In the meantime, counsel who have appeared before the Commission of Inquiry are given the opportunity to tender their written submissions, if any, on or before 25th October 2017. In the event the warrant issued to the Commission of Inquiry is extended before that date, any written submissions may be tendered within a further week from 25th October 2017.
The Commissioners wish to thank the team of officers of the Attorney General’s Department, who assisted the Commission of Inquiry. They have worked long hours and have demonstrated sustained dedication to their task of presenting evidence, which had to be gathered from a very large amount of documents and after consultations with many persons. The Commissioners deeply appreciate their efforts and thank these officers.
The Commissioners wish to thank learned counsel who appeared before the Commission of Inquiry on behalf of persons who wished to be represented under and in terms of section 16 of the Commissions of Inquiry Act. The Commissioners appreciate the cooperation given by these counsel to the Commission of Inquiry in completing the time consuming and often difficult task of conducting these proceedings.
The Commissioners wish to thank the officers of the Criminal Investigation Department who carried out investigations and recorded the statements of witnesses and other persons.
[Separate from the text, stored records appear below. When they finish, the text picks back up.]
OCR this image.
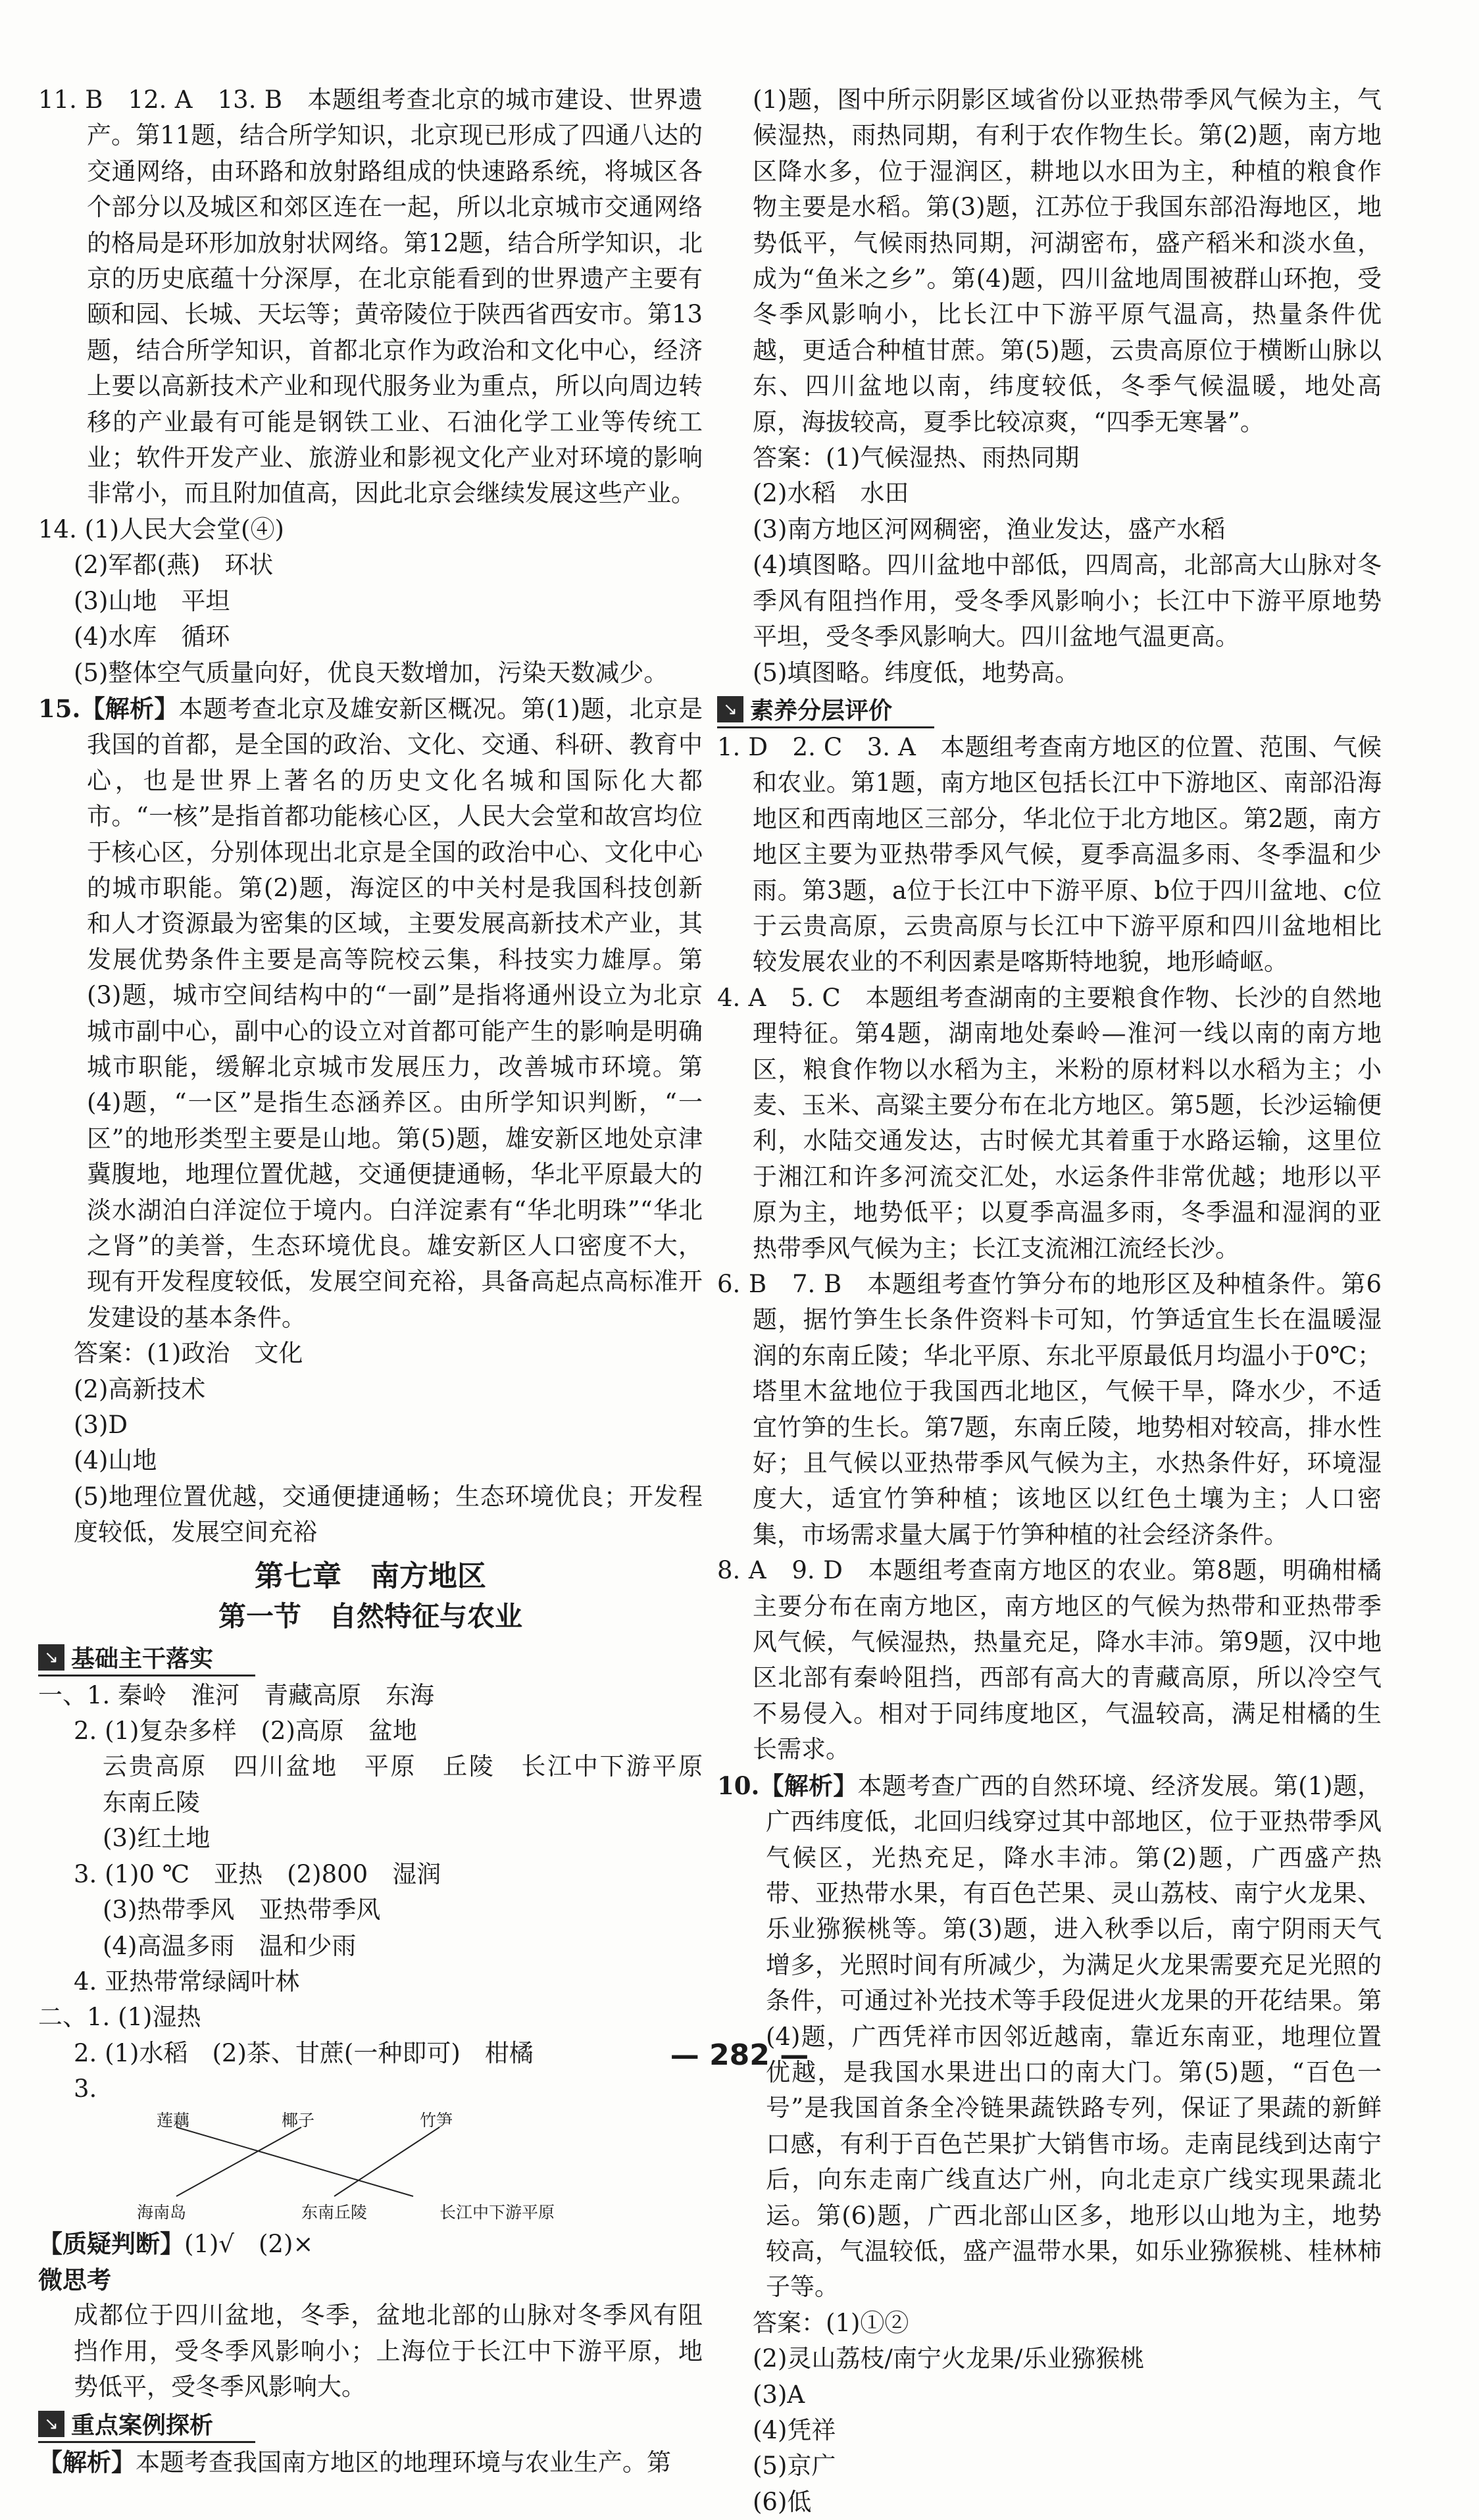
11. B　12. A　13. B　本题组考查北京的城市建设、世界遗产。第11题，结合所学知识，北京现已形成了四通八达的交通网络，由环路和放射路组成的快速路系统，将城区各个部分以及城区和郊区连在一起，所以北京城市交通网络的格局是环形加放射状网络。第12题，结合所学知识，北京的历史底蕴十分深厚，在北京能看到的世界遗产主要有颐和园、长城、天坛等；黄帝陵位于陕西省西安市。第13题，结合所学知识，首都北京作为政治和文化中心，经济上要以高新技术产业和现代服务业为重点，所以向周边转移的产业最有可能是钢铁工业、石油化学工业等传统工业；软件开发产业、旅游业和影视文化产业对环境的影响非常小，而且附加值高，因此北京会继续发展这些产业。

14. (1)人民大会堂(④)

(2)军都(燕)　环状

(3)山地　平坦

(4)水库　循环

(5)整体空气质量向好，优良天数增加，污染天数减少。

15.【解析】本题考查北京及雄安新区概况。第(1)题，北京是我国的首都，是全国的政治、文化、交通、科研、教育中心，也是世界上著名的历史文化名城和国际化大都市。“一核”是指首都功能核心区，人民大会堂和故宫均位于核心区，分别体现出北京是全国的政治中心、文化中心的城市职能。第(2)题，海淀区的中关村是我国科技创新和人才资源最为密集的区域，主要发展高新技术产业，其发展优势条件主要是高等院校云集，科技实力雄厚。第(3)题，城市空间结构中的“一副”是指将通州设立为北京城市副中心，副中心的设立对首都可能产生的影响是明确城市职能，缓解北京城市发展压力，改善城市环境。第(4)题，“一区”是指生态涵养区。由所学知识判断，“一区”的地形类型主要是山地。第(5)题，雄安新区地处京津冀腹地，地理位置优越，交通便捷通畅，华北平原最大的淡水湖泊白洋淀位于境内。白洋淀素有“华北明珠”“华北之肾”的美誉，生态环境优良。雄安新区人口密度不大，现有开发程度较低，发展空间充裕，具备高起点高标准开发建设的基本条件。

答案：(1)政治　文化

(2)高新技术

(3)D

(4)山地

(5)地理位置优越，交通便捷通畅；生态环境优良；开发程度较低，发展空间充裕

第七章　南方地区
第一节　自然特征与农业
↘ 基础主干落实

一、1. 秦岭　淮河　青藏高原　东海

2. (1)复杂多样　(2)高原　盆地

云贵高原　四川盆地　平原　丘陵　长江中下游平原　东南丘陵

(3)红土地

3. (1)0 ℃　亚热　(2)800　湿润

(3)热带季风　亚热带季风

(4)高温多雨　温和少雨

4. 亚热带常绿阔叶林

二、1. (1)湿热

2. (1)水稻　(2)茶、甘蔗(一种即可)　柑橘

3.

莲藕	椰子	竹笋
海南岛	东南丘陵	长江中下游平原

【质疑判断】(1)√　(2)×

微思考

成都位于四川盆地，冬季，盆地北部的山脉对冬季风有阻挡作用，受冬季风影响小；上海位于长江中下游平原，地势低平，受冬季风影响大。

↘ 重点案例探析

【解析】本题考查我国南方地区的地理环境与农业生产。第

(1)题，图中所示阴影区域省份以亚热带季风气候为主，气候湿热，雨热同期，有利于农作物生长。第(2)题，南方地区降水多，位于湿润区，耕地以水田为主，种植的粮食作物主要是水稻。第(3)题，江苏位于我国东部沿海地区，地势低平，气候雨热同期，河湖密布，盛产稻米和淡水鱼，成为“鱼米之乡”。第(4)题，四川盆地周围被群山环抱，受冬季风影响小，比长江中下游平原气温高，热量条件优越，更适合种植甘蔗。第(5)题，云贵高原位于横断山脉以东、四川盆地以南，纬度较低，冬季气候温暖，地处高原，海拔较高，夏季比较凉爽，“四季无寒暑”。

答案：(1)气候湿热、雨热同期

(2)水稻　水田

(3)南方地区河网稠密，渔业发达，盛产水稻

(4)填图略。四川盆地中部低，四周高，北部高大山脉对冬季风有阻挡作用，受冬季风影响小；长江中下游平原地势平坦，受冬季风影响大。四川盆地气温更高。

(5)填图略。纬度低，地势高。

↘ 素养分层评价

1. D　2. C　3. A　本题组考查南方地区的位置、范围、气候和农业。第1题，南方地区包括长江中下游地区、南部沿海地区和西南地区三部分，华北位于北方地区。第2题，南方地区主要为亚热带季风气候，夏季高温多雨、冬季温和少雨。第3题，a位于长江中下游平原、b位于四川盆地、c位于云贵高原，云贵高原与长江中下游平原和四川盆地相比较发展农业的不利因素是喀斯特地貌，地形崎岖。

4. A　5. C　本题组考查湖南的主要粮食作物、长沙的自然地理特征。第4题，湖南地处秦岭—淮河一线以南的南方地区，粮食作物以水稻为主，米粉的原材料以水稻为主；小麦、玉米、高粱主要分布在北方地区。第5题，长沙运输便利，水陆交通发达，古时候尤其着重于水路运输，这里位于湘江和许多河流交汇处，水运条件非常优越；地形以平原为主，地势低平；以夏季高温多雨，冬季温和湿润的亚热带季风气候为主；长江支流湘江流经长沙。

6. B　7. B　本题组考查竹笋分布的地形区及种植条件。第6题，据竹笋生长条件资料卡可知，竹笋适宜生长在温暖湿润的东南丘陵；华北平原、东北平原最低月均温小于0℃；塔里木盆地位于我国西北地区，气候干旱，降水少，不适宜竹笋的生长。第7题，东南丘陵，地势相对较高，排水性好；且气候以亚热带季风气候为主，水热条件好，环境湿度大，适宜竹笋种植；该地区以红色土壤为主；人口密集，市场需求量大属于竹笋种植的社会经济条件。

8. A　9. D　本题组考查南方地区的农业。第8题，明确柑橘主要分布在南方地区，南方地区的气候为热带和亚热带季风气候，气候湿热，热量充足，降水丰沛。第9题，汉中地区北部有秦岭阻挡，西部有高大的青藏高原，所以冷空气不易侵入。相对于同纬度地区，气温较高，满足柑橘的生长需求。

10.【解析】本题考查广西的自然环境、经济发展。第(1)题，广西纬度低，北回归线穿过其中部地区，位于亚热带季风气候区，光热充足，降水丰沛。第(2)题，广西盛产热带、亚热带水果，有百色芒果、灵山荔枝、南宁火龙果、乐业猕猴桃等。第(3)题，进入秋季以后，南宁阴雨天气增多，光照时间有所减少，为满足火龙果需要充足光照的条件，可通过补光技术等手段促进火龙果的开花结果。第(4)题，广西凭祥市因邻近越南，靠近东南亚，地理位置优越，是我国水果进出口的南大门。第(5)题，“百色一号”是我国首条全冷链果蔬铁路专列，保证了果蔬的新鲜口感，有利于百色芒果扩大销售市场。走南昆线到达南宁后，向东走南广线直达广州，向北走京广线实现果蔬北运。第(6)题，广西北部山区多，地形以山地为主，地势较高，气温较低，盛产温带水果，如乐业猕猴桃、桂林柿子等。

答案：(1)①②

(2)灵山荔枝/南宁火龙果/乐业猕猴桃

(3)A

(4)凭祥

(5)京广

(6)低

— 282 —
They have made a significant and valuable contribution to the efforts of the Commission of Inquiry.
Finally, the Commissioners wish to place on record our gratitude to Mr. S. Udugamasuriya, Attorney-at-Law, who has functioned as the Secretary of this Commission of Inquiry and to all the members of the Staff of this Commission of Inquiry for their cooperation and hard work, which has enabled this Commission of Inquiry to function.